I’m not putting me or anything about me down.
I’m only being honest.
I have this thing in me that wants to be heard
and wants to be liked.
I have this thing in me
he wants to watch the sunset
and see the sunrise.
I want to play.
I want to be free.
I want to be me without any explanation
or discomfort
or be uncomfortable
because of the distractions of vulnerability. 

I just want a victory.
Is that too much to ask?
And the kid in me asks, “Who are you trying to beat?”

I suppose the answer is
victory comes
as soon as I stop myself for beating me up
just for being me.

And like I said, I’m sure I’m not alone here.
I’m sure there are others that feel this way too,
but for now, there’s a little kid that needs some comfort
because I was too scared for too long.
And I swear, these kids, they take on our pain
as if it’s their fault. 
They blame themselves for the world.
They blame themselves for being who they are,
as if who they are is wrong
which couldn’t be more further from the truth.

Trust me.
There is nothing wrong with you.

How about this?
Let’s make it through today, you and me,
and later on, we’ll find a place to run around,
and laugh and play.
We can top this off with some ice cream.

How’d that be?
Just don’t go away, kid.

I need you.

11 thoughts on “Inner Child Prose: This Thing

  1. The inner child is everything that’s good, bad, and ugly, and, we usually, only want to own the good, and disregard the bad, and the ugly, without knowing that it’s either, all, or, none, that is why many of us are experiencing the dissonances, and why we became imbalanced, that we are, mentally, ill.
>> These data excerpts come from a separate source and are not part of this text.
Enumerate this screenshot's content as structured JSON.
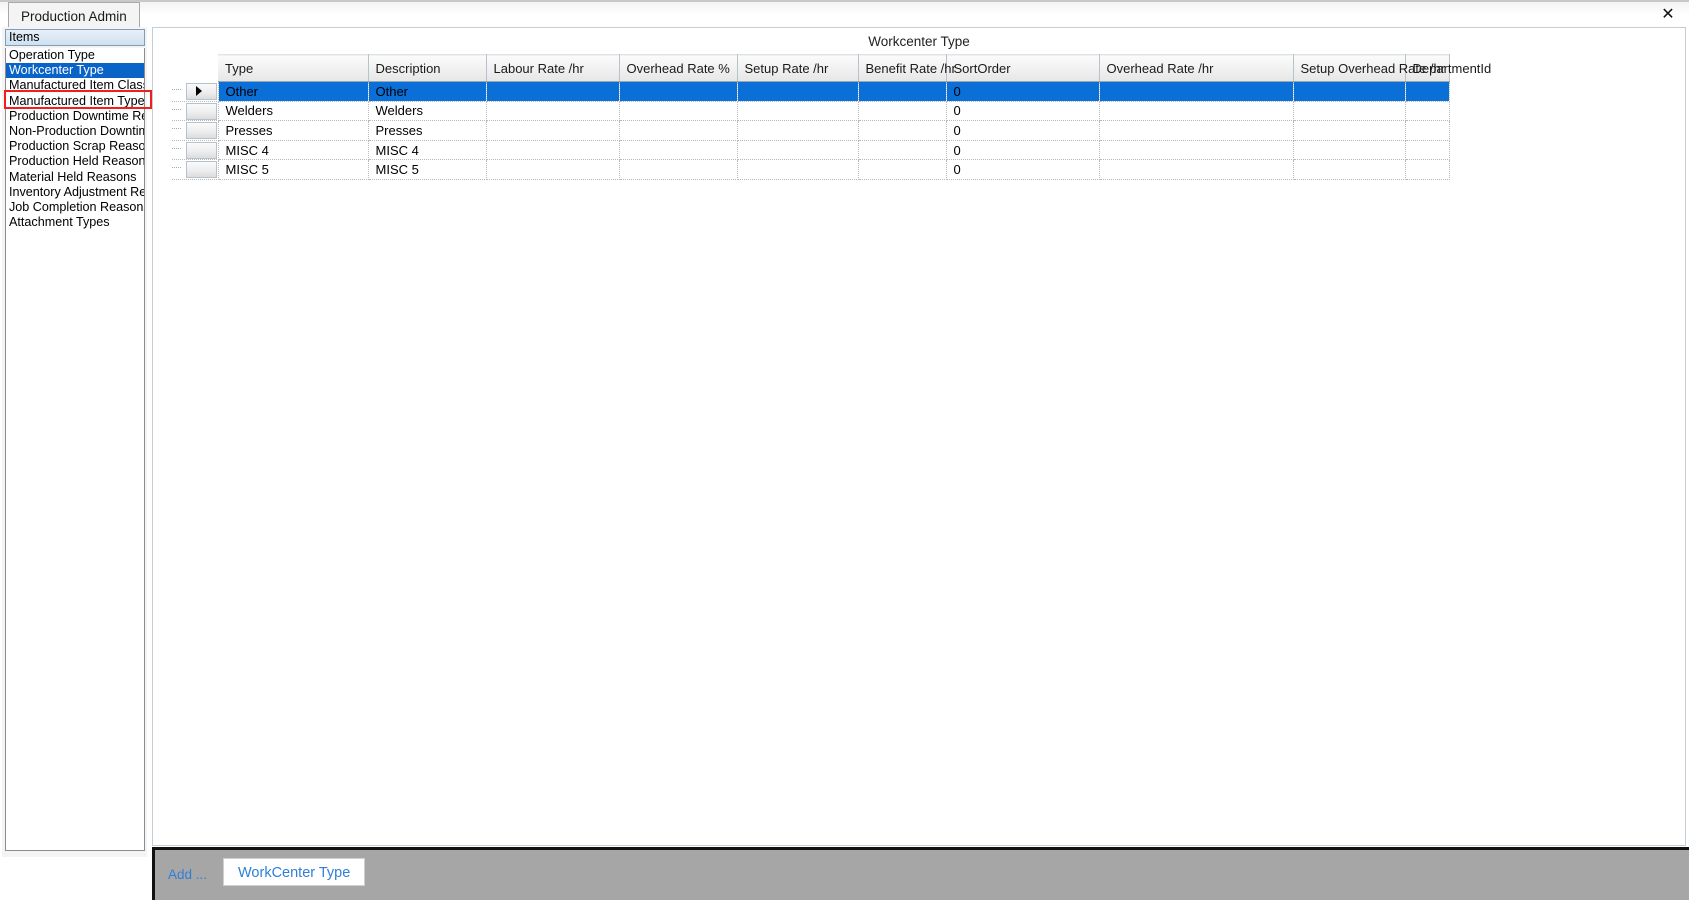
{
  "window": {
    "tab_label": "Production Admin",
    "close_icon": "close-icon",
    "close_glyph": "✕"
  },
  "sidebar": {
    "header": "Items",
    "items": [
      {
        "label": "Operation Type",
        "selected": false
      },
      {
        "label": "Workcenter Type",
        "selected": true
      },
      {
        "label": "Manufactured Item Class",
        "selected": false
      },
      {
        "label": "Manufactured Item Type",
        "selected": false
      },
      {
        "label": "Production Downtime Re",
        "selected": false
      },
      {
        "label": "Non-Production Downtim",
        "selected": false
      },
      {
        "label": "Production Scrap Reason",
        "selected": false
      },
      {
        "label": "Production Held Reasons",
        "selected": false
      },
      {
        "label": "Material Held Reasons",
        "selected": false
      },
      {
        "label": "Inventory Adjustment Re",
        "selected": false
      },
      {
        "label": "Job Completion Reasons",
        "selected": false
      },
      {
        "label": "Attachment Types",
        "selected": false
      }
    ]
  },
  "main": {
    "caption": "Workcenter Type",
    "grid": {
      "columns": [
        "Type",
        "Description",
        "Labour Rate /hr",
        "Overhead  Rate %",
        "Setup Rate /hr",
        "Benefit Rate /hr",
        "SortOrder",
        "Overhead  Rate /hr",
        "Setup Overhead  Rate /hr",
        "DepartmentId"
      ],
      "rows": [
        {
          "selected": true,
          "cells": [
            "Other",
            "Other",
            "",
            "",
            "",
            "",
            "0",
            "",
            "",
            ""
          ]
        },
        {
          "selected": false,
          "cells": [
            "Welders",
            "Welders",
            "",
            "",
            "",
            "",
            "0",
            "",
            "",
            ""
          ]
        },
        {
          "selected": false,
          "cells": [
            "Presses",
            "Presses",
            "",
            "",
            "",
            "",
            "0",
            "",
            "",
            ""
          ]
        },
        {
          "selected": false,
          "cells": [
            "MISC 4",
            "MISC 4",
            "",
            "",
            "",
            "",
            "0",
            "",
            "",
            ""
          ]
        },
        {
          "selected": false,
          "cells": [
            "MISC 5",
            "MISC 5",
            "",
            "",
            "",
            "",
            "0",
            "",
            "",
            ""
          ]
        }
      ]
    }
  },
  "bottom_bar": {
    "add_label": "Add ...",
    "workcenter_type_button": "WorkCenter Type"
  },
  "colors": {
    "selection_blue": "#0a6fd6",
    "sidebar_selection_blue": "#0a64c8",
    "annotation_red": "#f01e1e",
    "link_blue": "#2f7fd8",
    "toolbar_gray": "#a6a6a6"
  }
}
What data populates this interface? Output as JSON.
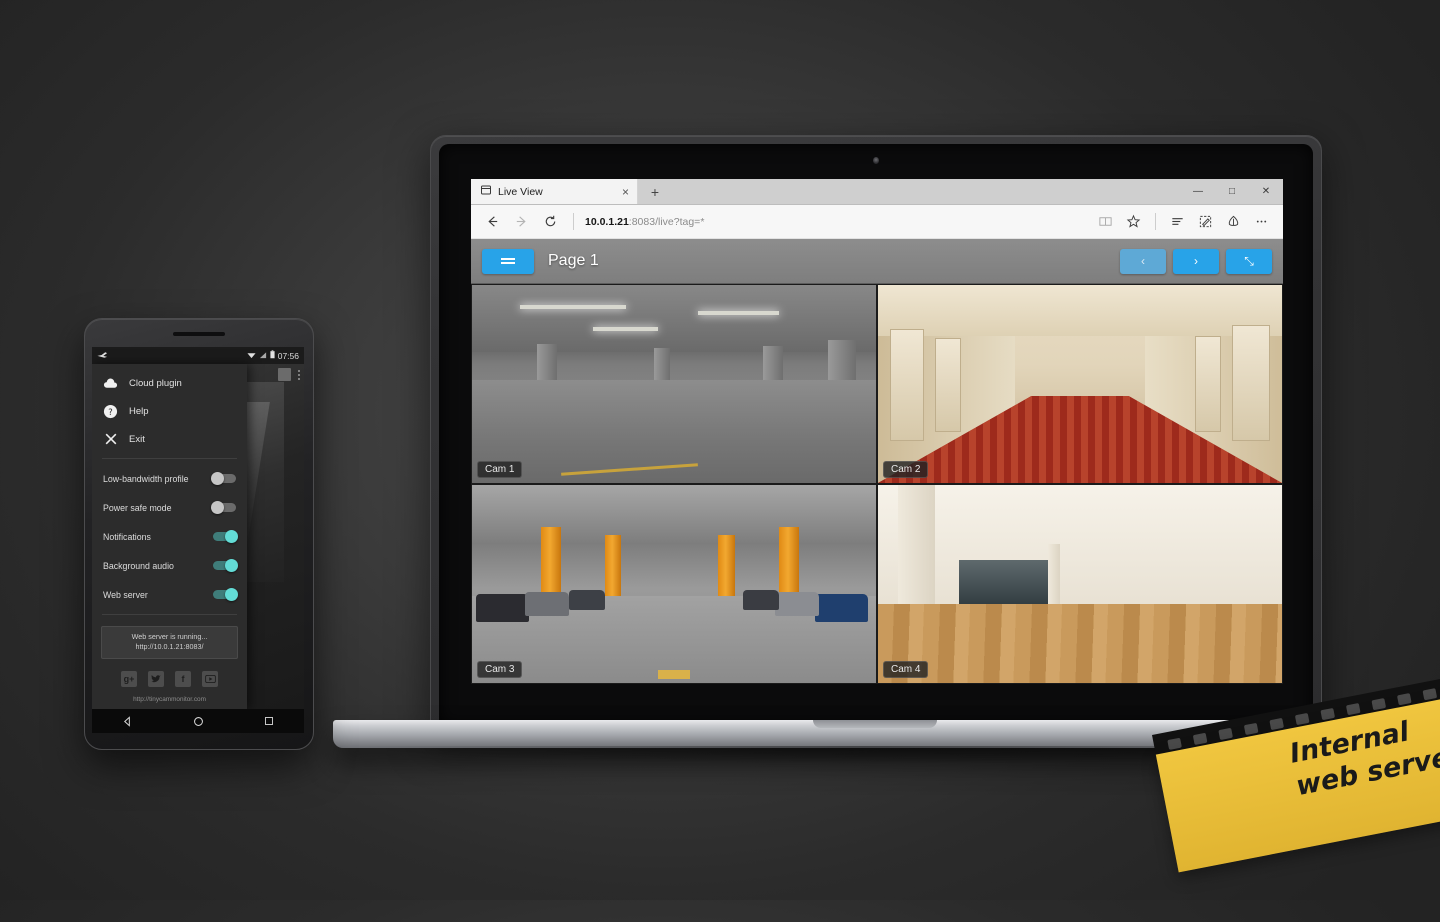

  2. Listening to the inner child is an important step to healing, in my own experience. I got stuck at thirteen and it took talking to her about something that happened to help me understand why I suffer from certain emotions. But not only can they help us understand our present selves, we can begin to close the circle by telling the child it’s not their fault. The child’s in there, they still hurt too.